There are two arguments for executives receiving big pay rises: either they have delivered improved results or they have worked exceptionally hard.
Having for years argued for performance-based increases directors are suddenly switching their argument to say recession has made their task so much harder. They really cannot have so much cake and eat it too.
Shareholders were tolerant of high remuneration rises when share prices and dividends were increasing too because all parties shared in the boom. But now investors’ capital and income has been reduced they want the board to share the pain.
They may even be trying to punish the directors. And they are doing it by the mechanism of the code of conduct on corporate governance - voting against the remuneration report.

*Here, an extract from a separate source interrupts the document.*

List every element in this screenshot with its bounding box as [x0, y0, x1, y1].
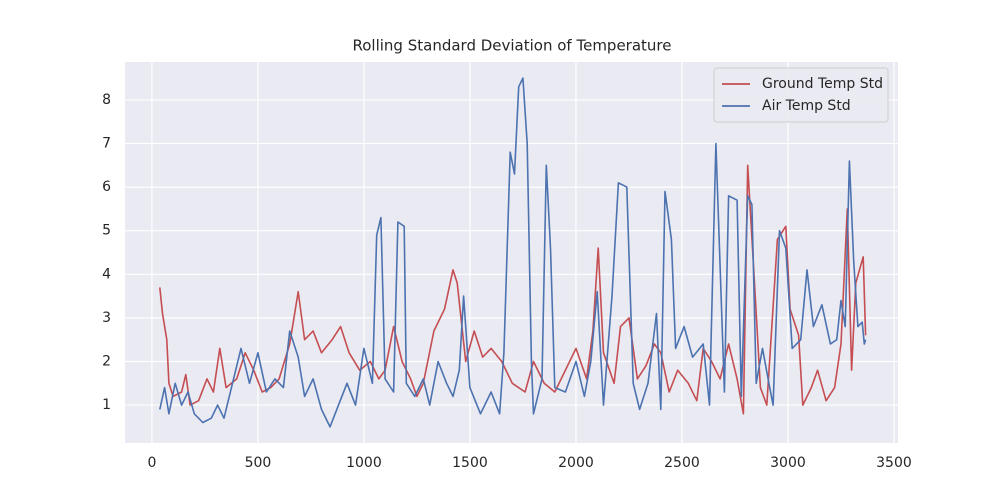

There is an awkward squad of shareholders currently moving from one annual meeting to another to embarrass overpaid directors. It has yet to claim a scalp but it has substantial support. Some 38 per cent of BP investors rejected its remuneration report, 33 per cent voted against Pearson’s, 36 per cent opposed Xstrata’s.
The vote is not binding and the pay, bonuses and pension contributions have usually already been paid, but as the AGM season unfolds, it is likely a FTSE company will sooner of later suffer the fate of GlaxoSmithKline, which had to scrap its executive pay plan when rebels won the vote 2002.

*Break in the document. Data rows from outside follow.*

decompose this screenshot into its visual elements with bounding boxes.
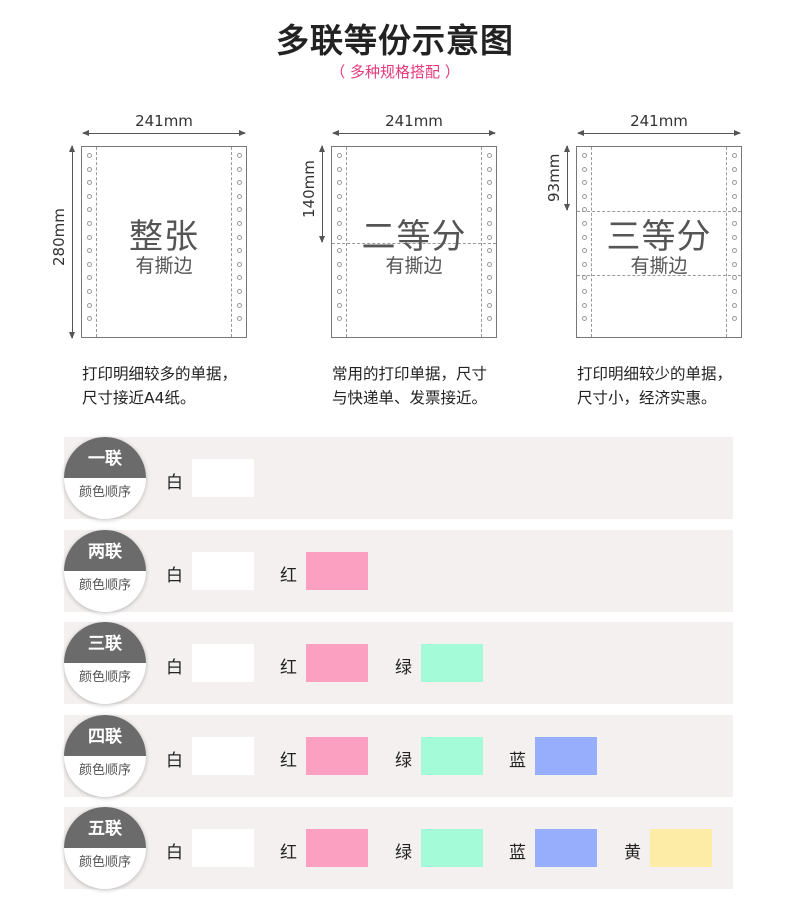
color-swatch: [192, 829, 254, 867]
color-row-3: 三联 颜色顺序 白 红 绿: [64, 622, 733, 704]
color-swatch: [306, 644, 368, 682]
color-name: 红: [280, 751, 297, 771]
format-name: 三等分: [606, 217, 712, 257]
tear-line: [577, 211, 741, 212]
paper-sheet: 整张 有撕边: [81, 146, 247, 338]
color-swatch: [421, 737, 483, 775]
ply-caption: 颜色顺序: [78, 670, 131, 685]
color-swatch: [650, 829, 712, 867]
width-label: 241mm: [385, 112, 443, 130]
format-name: 整张: [129, 217, 199, 257]
color-name: 蓝: [509, 751, 526, 771]
width-arrow: [82, 130, 246, 136]
paper-sheet: 二等分 有撕边: [331, 146, 497, 338]
color-swatch: [535, 829, 597, 867]
height-arrow: [564, 145, 570, 211]
diagram-description: 打印明细较多的单据， 尺寸接近A4纸。: [82, 365, 238, 407]
right-punch-strip: [481, 147, 496, 337]
width-label: 241mm: [135, 112, 193, 130]
color-swatch: [421, 644, 483, 682]
height-arrow: [319, 145, 325, 243]
left-punch-strip: [332, 147, 347, 337]
color-name: 黄: [624, 843, 641, 863]
height-label: 280mm: [50, 208, 68, 266]
page-title: 多联等份示意图: [276, 21, 514, 60]
ply-badge: 两联 颜色顺序: [64, 530, 146, 612]
width-label: 241mm: [630, 112, 688, 130]
format-note: 有撕边: [135, 255, 193, 277]
color-row-4: 四联 颜色顺序 白 红 绿 蓝: [64, 715, 733, 797]
ply-badge: 五联 颜色顺序: [64, 807, 146, 889]
color-swatch: [306, 737, 368, 775]
color-name: 白: [166, 658, 183, 678]
ply-caption: 颜色顺序: [78, 578, 131, 593]
height-arrow: [69, 145, 75, 339]
height-label: 140mm: [300, 160, 318, 218]
ply-badge: 三联 颜色顺序: [64, 622, 146, 704]
color-name: 白: [166, 473, 183, 493]
width-arrow: [332, 130, 496, 136]
paper-sheet: 三等分 有撕边: [576, 146, 742, 338]
format-note: 有撕边: [385, 255, 443, 277]
color-name: 绿: [395, 751, 412, 771]
color-name: 白: [166, 843, 183, 863]
ply-badge: 四联 颜色顺序: [64, 715, 146, 797]
diagram-description: 打印明细较少的单据， 尺寸小，经济实惠。: [577, 365, 733, 407]
color-swatch: [192, 737, 254, 775]
ply-caption: 颜色顺序: [78, 485, 131, 500]
color-swatch: [306, 552, 368, 590]
ply-count: 四联: [64, 715, 146, 756]
format-note: 有撕边: [630, 255, 688, 277]
page-subtitle: （ 多种规格搭配 ）: [330, 63, 460, 81]
color-name: 红: [280, 843, 297, 863]
tear-line: [577, 275, 741, 276]
color-row-1: 一联 颜色顺序 白: [64, 437, 733, 519]
width-arrow: [577, 130, 741, 136]
color-swatch: [306, 829, 368, 867]
color-swatch: [535, 737, 597, 775]
ply-caption: 颜色顺序: [78, 763, 131, 778]
color-swatch: [192, 459, 254, 497]
color-name: 白: [166, 566, 183, 586]
ply-badge: 一联 颜色顺序: [64, 437, 146, 519]
height-label: 93mm: [545, 153, 563, 202]
color-name: 红: [280, 658, 297, 678]
color-row-5: 五联 颜色顺序 白 红 绿 蓝 黄: [64, 807, 733, 889]
color-swatch: [192, 552, 254, 590]
color-name: 红: [280, 566, 297, 586]
color-swatch: [192, 644, 254, 682]
ply-count: 三联: [64, 622, 146, 663]
right-punch-strip: [726, 147, 741, 337]
color-swatch: [421, 829, 483, 867]
ply-caption: 颜色顺序: [78, 855, 131, 870]
tear-line: [332, 243, 496, 244]
format-name: 二等分: [361, 217, 467, 257]
color-name: 绿: [395, 843, 412, 863]
ply-count: 一联: [64, 437, 146, 478]
diagram-full-sheet: 241mm 280mm 整张 有撕边: [50, 106, 290, 416]
color-name: 白: [166, 751, 183, 771]
left-punch-strip: [82, 147, 97, 337]
diagram-half-sheet: 241mm 140mm 二等分 有撕边: [300, 106, 540, 416]
color-row-2: 两联 颜色顺序 白 红: [64, 530, 733, 612]
color-name: 绿: [395, 658, 412, 678]
diagram-description: 常用的打印单据，尺寸 与快递单、发票接近。: [332, 365, 488, 407]
ply-count: 五联: [64, 807, 146, 848]
right-punch-strip: [231, 147, 246, 337]
ply-count: 两联: [64, 530, 146, 571]
color-name: 蓝: [509, 843, 526, 863]
diagram-third-sheet: 241mm 93mm 三等分 有撕边: [545, 106, 785, 416]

Many boardrooms have seriously misjudged not only political opinion but public mood and shareholder anger. Xstrata, the mining giant should not have been shocked by its investors’ dissent: its annual report shows revenues down, profits down, earnings down, net assets down, dividends down (by 64 per cent) and negative cashflow. And in the past year its share price has fallen by 85 per cent.

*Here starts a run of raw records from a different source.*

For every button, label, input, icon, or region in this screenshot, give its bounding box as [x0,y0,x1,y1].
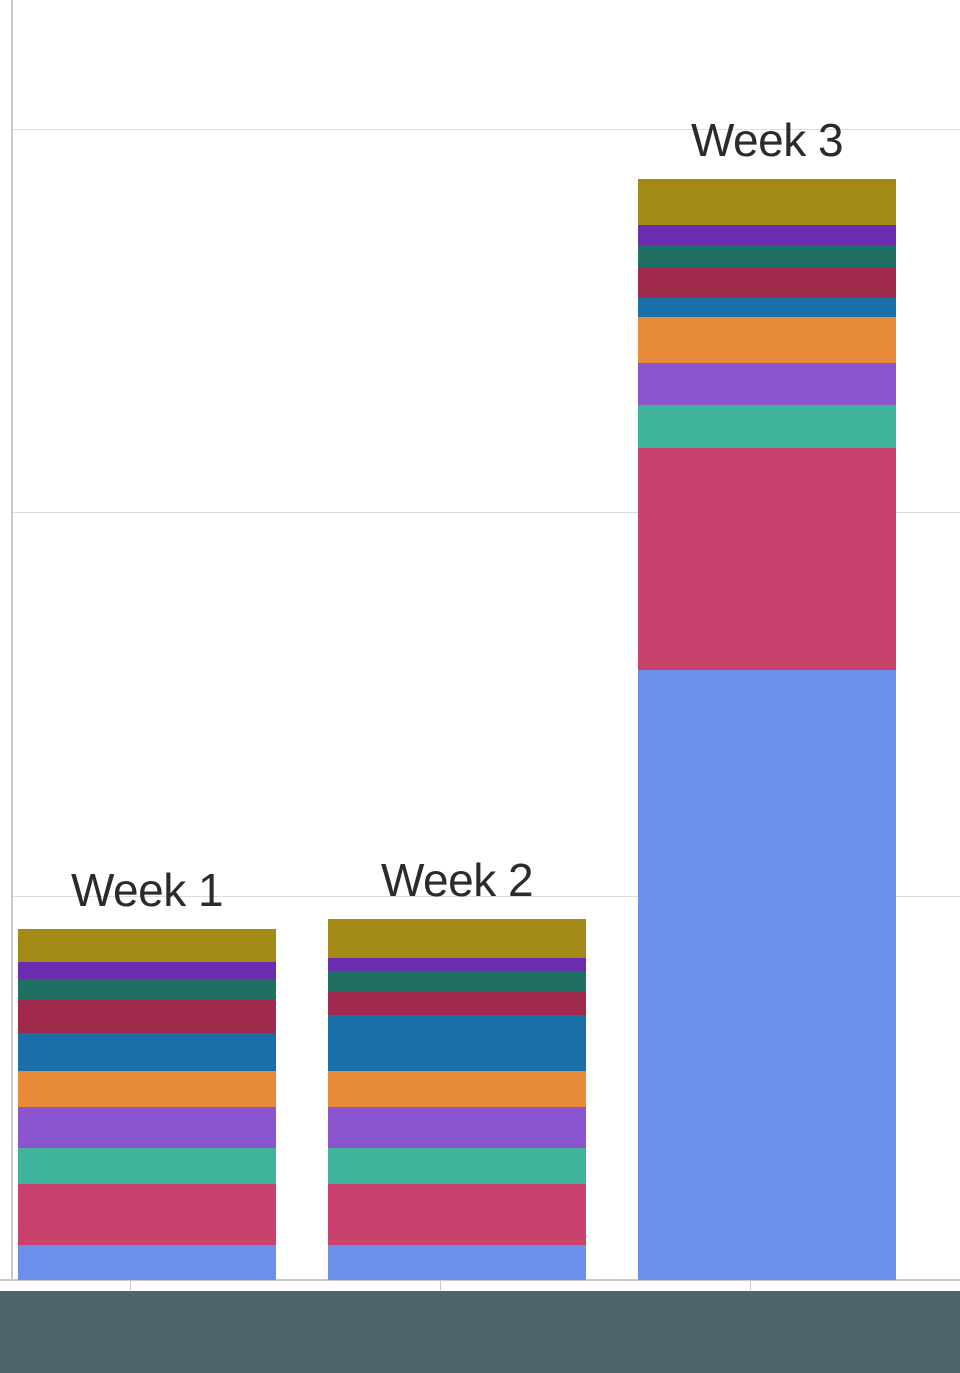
bar-label: Week 1 [18,863,276,917]
bar-segment [638,363,896,405]
bar-segment [638,246,896,267]
bar-segment [328,1148,586,1184]
bar-segment [328,1071,586,1107]
bar-segment [18,1033,276,1071]
bar-segment [638,317,896,363]
bar-label: Week 3 [638,113,896,167]
bar-segment [328,1245,586,1280]
bar-segment [638,405,896,447]
bar-segment [328,1015,586,1071]
bar-column: Week 3 [638,179,896,1280]
stacked-bar-chart: Week 1Week 2Week 3 [0,0,960,1373]
bar-segment [638,448,896,671]
bar-segment [638,670,896,1280]
bar-segment [638,179,896,225]
bar-segment [328,1184,586,1245]
bar-segment [18,1107,276,1147]
bar-segment [18,962,276,979]
bar-segment [638,298,896,317]
bar-segment [18,1000,276,1033]
bar-segment [328,1107,586,1147]
y-axis-line [11,0,13,1280]
x-tick [130,1280,131,1290]
bar-segment [18,929,276,962]
bar-segment [328,971,586,992]
bar-segment [638,225,896,246]
bar-column: Week 1 [18,929,276,1280]
bar-segment [328,958,586,971]
x-tick [750,1280,751,1290]
bar-segment [328,992,586,1015]
bar-segment [18,1071,276,1107]
bar-segment [328,919,586,957]
bar-segment [18,1148,276,1184]
bar-label: Week 2 [328,853,586,907]
bar-column: Week 2 [328,919,586,1280]
footer-band [0,1291,960,1373]
bar-segment [18,1245,276,1280]
bar-segment [638,267,896,298]
bar-segment [18,1184,276,1245]
bar-segment [18,979,276,1000]
x-tick [440,1280,441,1290]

No doubt running a commodity company when demand collapses is difficult, but what justification could there be for raising executive pay? The wonder is that the vote against was not greater.
Royal Dutch Shell is risking the wrath of its investors by bending its own remuneration rules to give pay awards the prescribed formula would not allow.
As recession bites, companies really must take note of the world outside the boardroom. Pay cuts and freezes must apply to directors as well as the shopfloor. If remuneration committees fail to police directors’ pay they ought not be surprised that investors do their job for them and do it in public.